Marta hat in ihrem Domizil ohnehin viel mehr Platz. Sie hat die größte Wohnung von uns allen. Sie kann es sich auch leisten. Marta verdient als Medienfachwirtin ordentlich, mehr als wir anderen.

»Aber ihr bringt Carmen noch mit hoch, ja? Alleine werde ich das nämlich nicht schaffen.«

»Na klar, das machen wir«, verspreche ich ihr.

»Das ist gut.«

»Na endlich!«, schreie ich fast, als ich von Weitem das Taxi sehe.

»Jetzt müssen wir nur unsere gute Carmen da rein verfrachten«, sagt Sybille nachdenklich.

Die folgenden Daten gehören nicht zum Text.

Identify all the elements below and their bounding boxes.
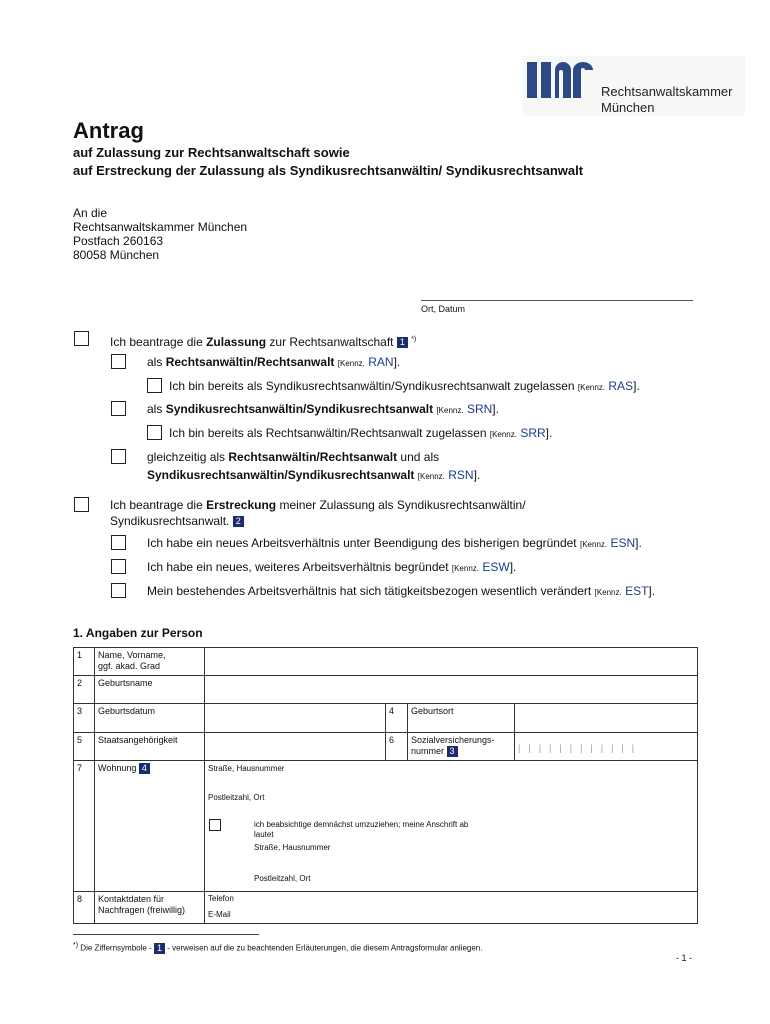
row-number: 6 bbox=[386, 733, 408, 761]
ran-checkbox[interactable] bbox=[111, 354, 126, 369]
table-row bbox=[74, 676, 698, 704]
note-badge: 3 bbox=[447, 746, 458, 757]
note-badge: 1 bbox=[154, 943, 165, 954]
personal-data-table bbox=[73, 647, 698, 924]
footnote-separator bbox=[73, 934, 259, 935]
name-label: Name, Vorname, ggf. akad. Grad bbox=[95, 648, 205, 676]
residence-label: Wohnung 4 bbox=[95, 761, 205, 892]
note-badge: 2 bbox=[233, 516, 244, 527]
srn-label: als Syndikusrechtsanwältin/Syndikusrechtsanwalt [Kennz. SRN]. bbox=[147, 402, 499, 416]
subtitle-2: auf Erstreckung der Zulassung als Syndikusrechtsanwältin/ Syndikusrechtsanwalt bbox=[73, 163, 584, 178]
table-row bbox=[74, 761, 698, 892]
signature-line[interactable] bbox=[421, 300, 693, 301]
row-number: 5 bbox=[74, 733, 95, 761]
birthdate-field[interactable] bbox=[205, 704, 386, 733]
est-checkbox[interactable] bbox=[111, 583, 126, 598]
esw-checkbox[interactable] bbox=[111, 559, 126, 574]
page-title: Antrag bbox=[73, 118, 144, 143]
nationality-field[interactable] bbox=[205, 733, 386, 761]
erstreckung-checkbox[interactable] bbox=[74, 497, 89, 512]
srr-checkbox[interactable] bbox=[147, 425, 162, 440]
nationality-label: Staatsangehörigkeit bbox=[95, 733, 205, 761]
ras-checkbox[interactable] bbox=[147, 378, 162, 393]
logo-line1: Rechtsanwaltskammer bbox=[601, 84, 733, 99]
address-line: 80058 München bbox=[73, 248, 160, 262]
zulassung-label: Ich beantrage die Zulassung zur Rechtsanwaltschaft 1 *) bbox=[110, 335, 417, 349]
section-heading: 1. Angaben zur Person bbox=[73, 626, 203, 640]
new-street-label: Straße, Hausnummer bbox=[254, 843, 331, 852]
row-number: 8 bbox=[74, 892, 95, 924]
residence-field[interactable] bbox=[205, 761, 698, 892]
contact-label: Kontaktdaten für Nachfragen (freiwillig) bbox=[95, 892, 205, 924]
srn-checkbox[interactable] bbox=[111, 401, 126, 416]
table-row bbox=[74, 892, 698, 924]
ras-label: Ich bin bereits als Syndikusrechtsanwältin/Syndikusrechtsanwalt zugelassen [Kennz. RAS]. bbox=[169, 379, 640, 393]
new-plz-label: Postleitzahl, Ort bbox=[254, 874, 311, 883]
rsn-label-line2: Syndikusrechtsanwältin/Syndikusrechtsanwalt [Kennz. RSN]. bbox=[147, 468, 481, 482]
row-number: 1 bbox=[74, 648, 95, 676]
erstreckung-label-line2: Syndikusrechtsanwalt. 2 bbox=[110, 514, 244, 529]
table-row bbox=[74, 733, 698, 761]
contact-field[interactable] bbox=[205, 892, 698, 924]
esw-label: Ich habe ein neues, weiteres Arbeitsverhältnis begründet [Kennz. ESW]. bbox=[147, 560, 517, 574]
rsn-checkbox[interactable] bbox=[111, 449, 126, 464]
birthplace-field[interactable] bbox=[515, 704, 698, 733]
erstreckung-label: Ich beantrage die Erstreckung meiner Zulassung als Syndikusrechtsanwältin/ bbox=[110, 498, 526, 512]
note-badge: 1 bbox=[397, 337, 408, 348]
email-label: E-Mail bbox=[208, 910, 231, 919]
signature-label: Ort, Datum bbox=[421, 304, 466, 314]
ran-label: als Rechtsanwältin/Rechtsanwalt [Kennz. RAN]. bbox=[147, 355, 401, 369]
subtitle-1: auf Zulassung zur Rechtsanwaltschaft sowie bbox=[73, 145, 350, 160]
name-field[interactable] bbox=[205, 648, 698, 676]
relocation-checkbox[interactable] bbox=[209, 819, 221, 831]
table-row bbox=[74, 704, 698, 733]
row-number: 4 bbox=[386, 704, 408, 733]
relocation-label: ich beabsichtige demnächst umzuziehen; meine Anschrift ab lautet bbox=[254, 820, 469, 839]
zulassung-checkbox[interactable] bbox=[74, 331, 89, 346]
row-number: 3 bbox=[74, 704, 95, 733]
logo-mark-icon bbox=[523, 56, 603, 102]
footnote: *) Die Ziffernsymbole - 1 - verweisen auf die zu beachtenden Erläuterungen, die diesem Antragsformular anliegen. bbox=[73, 942, 483, 954]
row-number: 2 bbox=[74, 676, 95, 704]
phone-label: Telefon bbox=[208, 894, 234, 903]
rsn-label: gleichzeitig als Rechtsanwältin/Rechtsanwalt und als bbox=[147, 450, 440, 464]
esn-checkbox[interactable] bbox=[111, 535, 126, 550]
est-label: Mein bestehendes Arbeitsverhältnis hat sich tätigkeitsbezogen wesentlich verändert [Kennz. EST]. bbox=[147, 584, 656, 598]
table-row bbox=[74, 648, 698, 676]
page-number: - 1 - bbox=[676, 953, 693, 963]
svnr-field[interactable]: | | | | | | | | | | | | bbox=[515, 733, 698, 761]
recipient-address bbox=[73, 206, 247, 262]
srr-label: Ich bin bereits als Rechtsanwältin/Rechtsanwalt zugelassen [Kennz. SRR]. bbox=[169, 426, 553, 440]
birthname-field[interactable] bbox=[205, 676, 698, 704]
birthplace-label: Geburtsort bbox=[408, 704, 515, 733]
street-label: Straße, Hausnummer bbox=[208, 764, 285, 773]
address-line: An die bbox=[73, 206, 108, 220]
plz-label: Postleitzahl, Ort bbox=[208, 793, 265, 802]
address-line: Postfach 260163 bbox=[73, 234, 164, 248]
svnr-label: Sozialversicherungs- nummer 3 bbox=[408, 733, 515, 761]
row-number: 7 bbox=[74, 761, 95, 892]
note-badge: 4 bbox=[139, 763, 150, 774]
esn-label: Ich habe ein neues Arbeitsverhältnis unter Beendigung des bisherigen begründet [Kennz. ESN]. bbox=[147, 536, 642, 550]
chamber-logo bbox=[523, 56, 745, 116]
birthdate-label: Geburtsdatum bbox=[95, 704, 205, 733]
birthname-label: Geburtsname bbox=[95, 676, 205, 704]
address-line: Rechtsanwaltskammer München bbox=[73, 220, 248, 234]
logo-line2: München bbox=[601, 100, 655, 115]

Daran habe ich nicht gedacht. Hoffentlich sträubt sie sich nicht. Ich habe keine Lust hier noch eine halbe Stunde auf der Straße zu verbringen. Mir wird nämlich langsam kalt. Als ich mich für den heutigen Abend zurechtgemacht habe, war bei der Outfit-Auswahl nicht vorgesehen, stundenlang in der Kälte stehen zu müssen.

»Das kann ja noch heiter werden!«, sage ich.

Das Taxi hält genau vor uns an. Sybille öffnet die Hintertür, steigt zur Hälfte ein und zerrt Carmen förmlich hinter sich her. Ich helfe ihr, indem ich Carmen von außen hinein schiebe. Nach wenigen Minuten - viel schneller, als ich es erwartet hätte - sitzt unsere temperamentvolle Spanierin in der Mitte der Rücksitzbank, sodass ich hinterher rutschen kann.

Als ich meinen Platz eingenommen habe, sage ich zu Marta, die immer noch draußen steht: »Du kannst jetzt vorne einsteigen, damit wir loskommen!«

»Ja, mache ich.«

Marta öffnet die Beifahrertür, steigt ein und nennt dem Fahrer, der kurz darauf losfährt, ihre Adresse.